Artist The Frames
Title Burn The Maps
Label Plateau Records
Every band has a strong point; be it the gravel of Johnny Cash, the intricacies of Lambchop, or the poetry of Dylan. For the Frames, it’s the ability to be aggressively brash one moment and violently quiet the next. Some songs need canyons to breathe, but some sit quietly in the corner of the room. Burn the Maps doesn’t start by kicking the door down. Opener, Happy, begins with solitary, gloomy acoustic followed by simple bass and drums. Glen Hansard’s boy soprano melody glides over the top. It’s very restrained, but with intimations of something more abandoned. The martial rhythms and brutal guitar enter next with single, Finally. Full of conviction and doubt, the vocals break into an anguished cry with the violin circling overhead like a vulture eyeing its prey. This is the Frames we know doing what they do best. In typical fashion, they pull the volume right down for the next track before bursting forth once more.

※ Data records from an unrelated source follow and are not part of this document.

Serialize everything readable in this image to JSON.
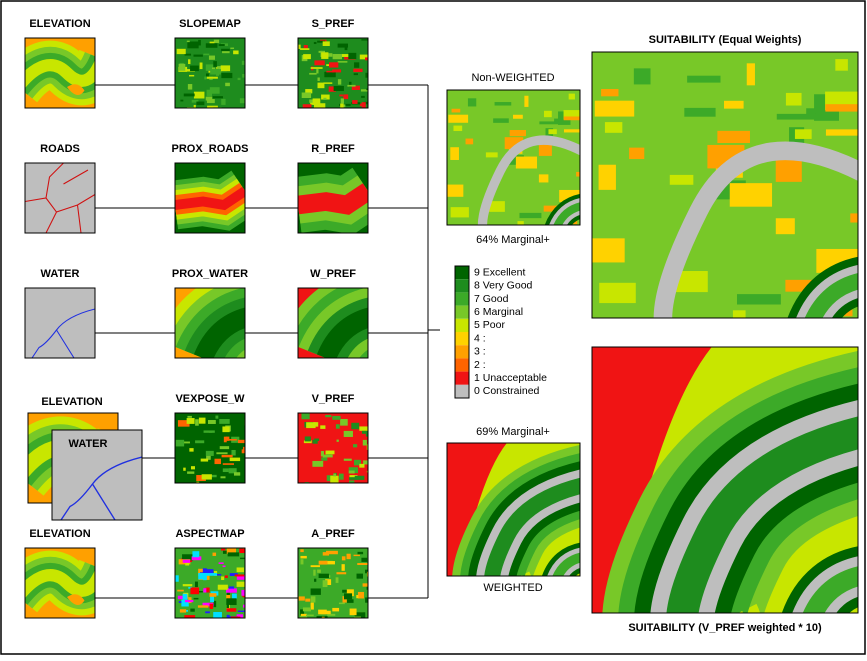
{
  "rows": [
    {
      "inputs": [
        "ELEVATION"
      ],
      "derived": "SLOPEMAP",
      "pref": "S_PREF"
    },
    {
      "inputs": [
        "ROADS"
      ],
      "derived": "PROX_ROADS",
      "pref": "R_PREF"
    },
    {
      "inputs": [
        "WATER"
      ],
      "derived": "PROX_WATER",
      "pref": "W_PREF"
    },
    {
      "inputs": [
        "ELEVATION",
        "WATER"
      ],
      "derived": "VEXPOSE_W",
      "pref": "V_PREF"
    },
    {
      "inputs": [
        "ELEVATION"
      ],
      "derived": "ASPECTMAP",
      "pref": "A_PREF"
    }
  ],
  "non_weighted": {
    "title": "Non-WEIGHTED",
    "caption": "64% Marginal+"
  },
  "weighted": {
    "title": "WEIGHTED",
    "caption": "69% Marginal+"
  },
  "suitability_equal": "SUITABILITY (Equal Weights)",
  "suitability_weighted": "SUITABILITY (V_PREF weighted * 10)",
  "legend": [
    {
      "label": "9 Excellent",
      "color": "#006400"
    },
    {
      "label": "8 Very Good",
      "color": "#1e8c1e"
    },
    {
      "label": "7 Good",
      "color": "#3caa28"
    },
    {
      "label": "6 Marginal",
      "color": "#78c828"
    },
    {
      "label": "5 Poor",
      "color": "#c8e600"
    },
    {
      "label": "4 :",
      "color": "#ffd200"
    },
    {
      "label": "3 :",
      "color": "#ffa000"
    },
    {
      "label": "2 :",
      "color": "#ff6400"
    },
    {
      "label": "1 Unacceptable",
      "color": "#f01414"
    },
    {
      "label": "0 Constrained",
      "color": "#bebebe"
    }
  ]
}
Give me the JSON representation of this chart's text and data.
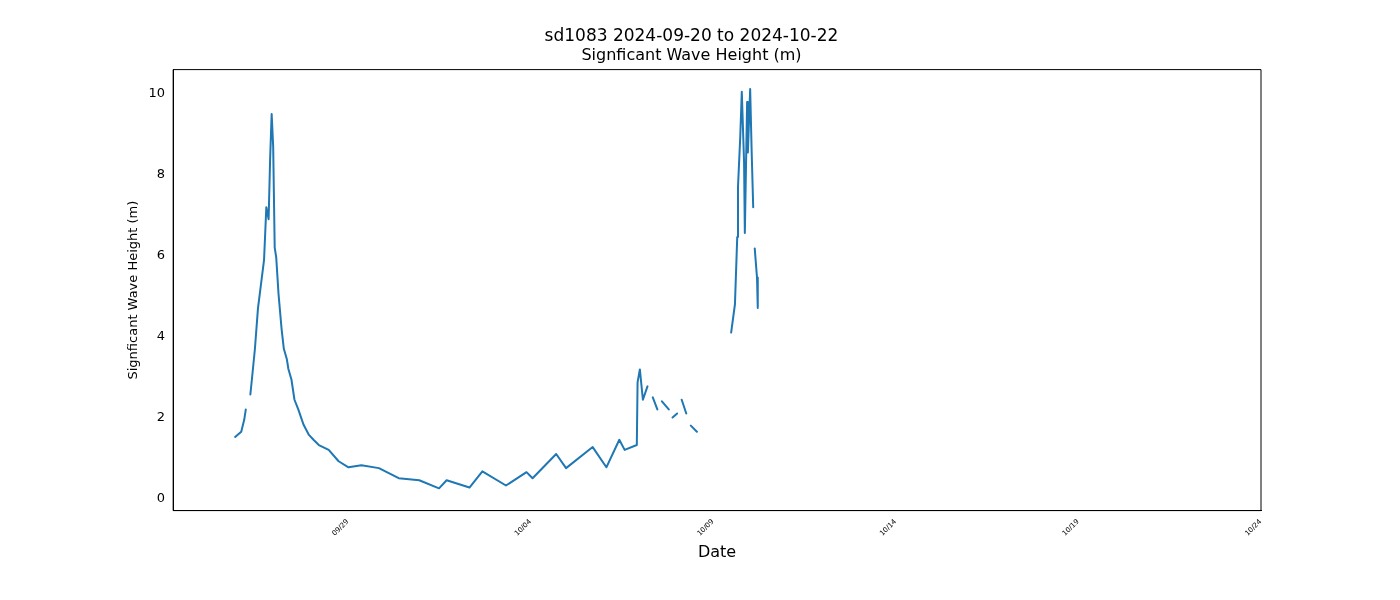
{
  "chart_data": {
    "type": "line",
    "title": "sd1083 2024-09-20 to 2024-10-22",
    "subtitle": "Signficant Wave Height (m)",
    "xlabel": "Date",
    "ylabel": "Signficant Wave Height (m)",
    "x": [
      "2024-09-25T22:00",
      "2024-09-26T02:00",
      "2024-09-26T04:00",
      "2024-09-26T05:00",
      "2024-09-26T06:30",
      "2024-09-26T08:00",
      "2024-09-26T09:00",
      "2024-09-26T11:00",
      "2024-09-26T13:00",
      "2024-09-26T15:00",
      "2024-09-26T17:00",
      "2024-09-26T18:30",
      "2024-09-26T20:00",
      "2024-09-26T21:00",
      "2024-09-26T22:00",
      "2024-09-26T23:00",
      "2024-09-27T00:00",
      "2024-09-27T01:00",
      "2024-09-27T02:30",
      "2024-09-27T04:30",
      "2024-09-27T06:00",
      "2024-09-27T08:00",
      "2024-09-27T09:00",
      "2024-09-27T11:00",
      "2024-09-27T13:00",
      "2024-09-27T15:30",
      "2024-09-27T19:00",
      "2024-09-27T22:30",
      "2024-09-28T01:30",
      "2024-09-28T05:00",
      "2024-09-28T11:30",
      "2024-09-28T18:00",
      "2024-09-29T00:30",
      "2024-09-29T09:00",
      "2024-09-29T20:30",
      "2024-09-30T09:30",
      "2024-09-30T23:00",
      "2024-10-01T12:00",
      "2024-10-01T17:00",
      "2024-10-02T08:00",
      "2024-10-02T16:30",
      "2024-10-03T08:00",
      "2024-10-03T21:30",
      "2024-10-04T01:30",
      "2024-10-04T17:00",
      "2024-10-04T23:30",
      "2024-10-05T17:00",
      "2024-10-06T02:00",
      "2024-10-06T10:30",
      "2024-10-06T14:00",
      "2024-10-06T22:00",
      "2024-10-06T22:30",
      "2024-10-07T00:00",
      "2024-10-07T02:00",
      "2024-10-07T05:00",
      "2024-10-07T07:00",
      "2024-10-07T08:30",
      "2024-10-07T11:30",
      "2024-10-07T14:00",
      "2024-10-07T14:30",
      "2024-10-07T19:00",
      "2024-10-07T20:00",
      "2024-10-07T21:30",
      "2024-10-08T00:30",
      "2024-10-08T02:00",
      "2024-10-08T03:30",
      "2024-10-08T06:30",
      "2024-10-08T08:00",
      "2024-10-08T09:30",
      "2024-10-08T13:30",
      "2024-10-09T00:00",
      "2024-10-09T12:00",
      "2024-10-09T14:30",
      "2024-10-09T16:00",
      "2024-10-09T16:30",
      "2024-10-09T18:00",
      "2024-10-09T19:00",
      "2024-10-09T20:30",
      "2024-10-09T21:00",
      "2024-10-09T22:30",
      "2024-10-09T23:00",
      "2024-10-10T00:30",
      "2024-10-10T01:30",
      "2024-10-10T02:30",
      "2024-10-10T03:00",
      "2024-10-10T03:30",
      "2024-10-10T05:00",
      "2024-10-10T05:30"
    ],
    "series": [
      {
        "color": "#1f77b4",
        "values": [
          1.52,
          1.65,
          1.95,
          2.2,
          null,
          2.57,
          2.94,
          3.7,
          4.7,
          5.3,
          5.9,
          7.2,
          6.9,
          8.4,
          9.5,
          8.7,
          6.2,
          5.96,
          5.06,
          4.2,
          3.7,
          3.44,
          3.2,
          2.94,
          2.44,
          2.2,
          1.82,
          1.57,
          1.45,
          1.32,
          1.2,
          0.92,
          0.77,
          0.82,
          0.75,
          0.5,
          0.45,
          0.25,
          0.45,
          0.27,
          0.67,
          0.32,
          0.65,
          0.5,
          1.1,
          0.75,
          1.27,
          0.77,
          1.45,
          1.2,
          1.32,
          2.87,
          3.19,
          2.44,
          2.77,
          null,
          2.5,
          2.2,
          null,
          2.4,
          2.2,
          null,
          2.0,
          2.1,
          null,
          2.44,
          2.1,
          null,
          1.8,
          1.65,
          null,
          4.1,
          4.8,
          6.46,
          7.7,
          8.95,
          10.05,
          8.3,
          6.56,
          9.8,
          8.55,
          10.12,
          8.55,
          7.2,
          null,
          6.18,
          5.46,
          4.71
        ]
      }
    ],
    "xlim": [
      "2024-09-24T05:15",
      "2024-10-24T00:15"
    ],
    "xticks": [
      {
        "value": "2024-09-29",
        "label": "09/29"
      },
      {
        "value": "2024-10-04",
        "label": "10/04"
      },
      {
        "value": "2024-10-09",
        "label": "10/09"
      },
      {
        "value": "2024-10-14",
        "label": "10/14"
      },
      {
        "value": "2024-10-19",
        "label": "10/19"
      },
      {
        "value": "2024-10-24",
        "label": "10/24"
      }
    ],
    "ylim": [
      -0.3,
      10.6
    ],
    "yticks": [
      0,
      2,
      4,
      6,
      8,
      10
    ],
    "grid": false,
    "legend": false,
    "marker": "none",
    "line_style": "solid"
  }
}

The whole record speaks with the melancholy bitterness of a disappointed lover, ricocheting between resentment and regret, love and hate, art and blood. Full of big songs but sung with the conviction they need, the album’s centrepiece is Fake, The Frames’ answer to Smashing Pumpkins’ Today. Soaring riffs merge with infectious melodies to disguise the honest lyrics. The ‘A’ side builds up to this crescendo, with the ‘B’ side coming back down, finishing how it started. Underglass is worth mention for its driving bassline, towering chorus and haunting verse. It’s their darkest album to date, but the openness brings a feel of authenticity. If it gets the recognition it deserves, the Frames will be huge.